After dinner, it's always fun to go across the bridge to Solomon's Island. It's not really an island at all, more of a peninsula--but Solomon's Peninsula just doesn't have the same ring to it. When I was younger and singler, that was the place to play in the summer. We'd dress in shorts and miniscule tops, hang out on the deck of Catamaran's (a restaurant by day) or the dance floors of the Rhumb Line (a restaurant by day) and Solomon's Pier (a restaurant by day). The Tiki Bar was always the place to be--opening night of the Tiki brings thousands and thousands of people to Solomon's. I fondly recall waiting in line an hour to get a Mai Tai, then buying 4 and "scalping" three of them for 12 bucks (they cost 5).

It's eerily quiet at night back at my parents' house. Once the dogs are inside, there's little to hear aside from the chirping of crickets and singing of frogs. Going back to visit after having lived in various cities, the quiet is almost deafening, enough to drive one mad. But at the same time, it's oddly peaceful. And when you look up at the sky, you can actually see the stars--not like here where they're merely a suggestion. There, they are many and bright and sprinkled liberally across the sky like rain.

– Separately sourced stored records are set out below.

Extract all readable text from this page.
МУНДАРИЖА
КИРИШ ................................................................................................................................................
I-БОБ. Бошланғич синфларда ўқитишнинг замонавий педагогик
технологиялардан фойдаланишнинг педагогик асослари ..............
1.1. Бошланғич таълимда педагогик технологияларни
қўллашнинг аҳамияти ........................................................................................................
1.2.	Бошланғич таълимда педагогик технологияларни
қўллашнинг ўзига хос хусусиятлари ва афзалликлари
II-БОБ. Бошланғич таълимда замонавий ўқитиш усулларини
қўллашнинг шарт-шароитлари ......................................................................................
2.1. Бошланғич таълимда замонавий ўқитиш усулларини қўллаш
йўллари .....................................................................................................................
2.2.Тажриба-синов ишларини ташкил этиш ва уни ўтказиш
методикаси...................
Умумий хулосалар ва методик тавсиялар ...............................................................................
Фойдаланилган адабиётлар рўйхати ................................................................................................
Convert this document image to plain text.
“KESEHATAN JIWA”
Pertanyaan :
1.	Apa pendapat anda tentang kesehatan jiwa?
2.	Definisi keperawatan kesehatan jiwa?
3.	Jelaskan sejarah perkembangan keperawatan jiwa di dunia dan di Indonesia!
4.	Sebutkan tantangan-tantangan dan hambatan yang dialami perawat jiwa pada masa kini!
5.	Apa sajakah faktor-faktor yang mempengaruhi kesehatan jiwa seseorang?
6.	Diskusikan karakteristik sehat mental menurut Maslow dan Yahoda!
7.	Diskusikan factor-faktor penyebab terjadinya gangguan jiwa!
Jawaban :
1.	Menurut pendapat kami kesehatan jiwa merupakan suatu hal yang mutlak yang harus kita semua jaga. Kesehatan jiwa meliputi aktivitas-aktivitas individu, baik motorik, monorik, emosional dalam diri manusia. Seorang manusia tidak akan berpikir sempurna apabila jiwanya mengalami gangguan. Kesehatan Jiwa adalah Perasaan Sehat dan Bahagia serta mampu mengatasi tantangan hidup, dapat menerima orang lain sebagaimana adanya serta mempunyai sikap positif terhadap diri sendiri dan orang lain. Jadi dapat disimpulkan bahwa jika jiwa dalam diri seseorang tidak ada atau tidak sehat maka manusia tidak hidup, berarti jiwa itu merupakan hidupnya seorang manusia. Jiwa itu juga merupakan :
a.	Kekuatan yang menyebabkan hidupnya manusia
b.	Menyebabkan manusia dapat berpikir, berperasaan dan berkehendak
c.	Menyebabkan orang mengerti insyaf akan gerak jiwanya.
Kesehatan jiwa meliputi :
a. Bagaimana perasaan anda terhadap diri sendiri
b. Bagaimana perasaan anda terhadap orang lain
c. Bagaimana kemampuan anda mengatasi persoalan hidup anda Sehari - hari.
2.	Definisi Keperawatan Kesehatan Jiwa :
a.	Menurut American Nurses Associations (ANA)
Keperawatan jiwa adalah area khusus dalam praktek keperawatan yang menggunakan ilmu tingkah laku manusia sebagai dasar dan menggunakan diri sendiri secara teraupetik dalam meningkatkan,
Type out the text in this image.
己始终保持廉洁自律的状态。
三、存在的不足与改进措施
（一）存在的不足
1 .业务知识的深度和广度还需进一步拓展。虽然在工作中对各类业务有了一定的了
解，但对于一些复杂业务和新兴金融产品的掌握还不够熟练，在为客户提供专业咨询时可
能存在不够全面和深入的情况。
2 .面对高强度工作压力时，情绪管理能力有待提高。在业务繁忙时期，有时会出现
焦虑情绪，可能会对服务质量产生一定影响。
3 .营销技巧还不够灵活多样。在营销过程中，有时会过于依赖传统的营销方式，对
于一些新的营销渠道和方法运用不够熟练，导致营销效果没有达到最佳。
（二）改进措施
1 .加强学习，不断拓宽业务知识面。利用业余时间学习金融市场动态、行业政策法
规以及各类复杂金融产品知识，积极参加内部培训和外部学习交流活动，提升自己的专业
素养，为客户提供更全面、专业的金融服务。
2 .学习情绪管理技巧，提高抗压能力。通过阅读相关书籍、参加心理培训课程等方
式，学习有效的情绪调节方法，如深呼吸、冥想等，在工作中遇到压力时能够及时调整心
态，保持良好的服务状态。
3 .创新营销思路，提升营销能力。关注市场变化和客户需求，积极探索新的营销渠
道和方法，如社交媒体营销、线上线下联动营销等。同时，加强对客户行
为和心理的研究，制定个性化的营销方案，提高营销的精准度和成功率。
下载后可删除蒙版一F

I speak about it as if it's dreadfully pastoral, because that's how I remember it. I remember running across the playground as a plaid-clad parochial school student to sneak into the old abandoned school next door (it's now a college). I remember walking around the town square with Brandy, paying for groceries on her mom's credit account (that store is long gone). I remember the snaking back roads, driving under the lush green cathedrals of tree branches and breaking suddenly into meadows where the sun beat down mercilessly (everyone takes the main roads these days)I remember walking home from school past the rows and rows of daylilies and azaleas my mother planted along the driveway (she has long since given up on such pursuits). But it's not like that any more, not really. Every other week seems to bring a new hotel, a new strip mall, a new ugly square metal building utterly bereft of character swimming in a sea of asphalt. They pop up like chicken pox, bringing pre-packaged crap where before there was a field, a patch of woods, a family-owned business.

In the woods behind my grandparents' house, back where I would crouch as a child in the Civil War trenches, back where you can still see the remains of the 17th-century "grog shop", back where I used to ride a very large and very patient collie; you can hear people building tract mansions--faceless developments springing up in the woods.

When I go home, I can shop at Target if I want. I can eat at Ruby Tuesdays'. I can get gas at numerous locations. I just hope I'll still be able to hear the cicadas. I'll be inconsolable if I can't.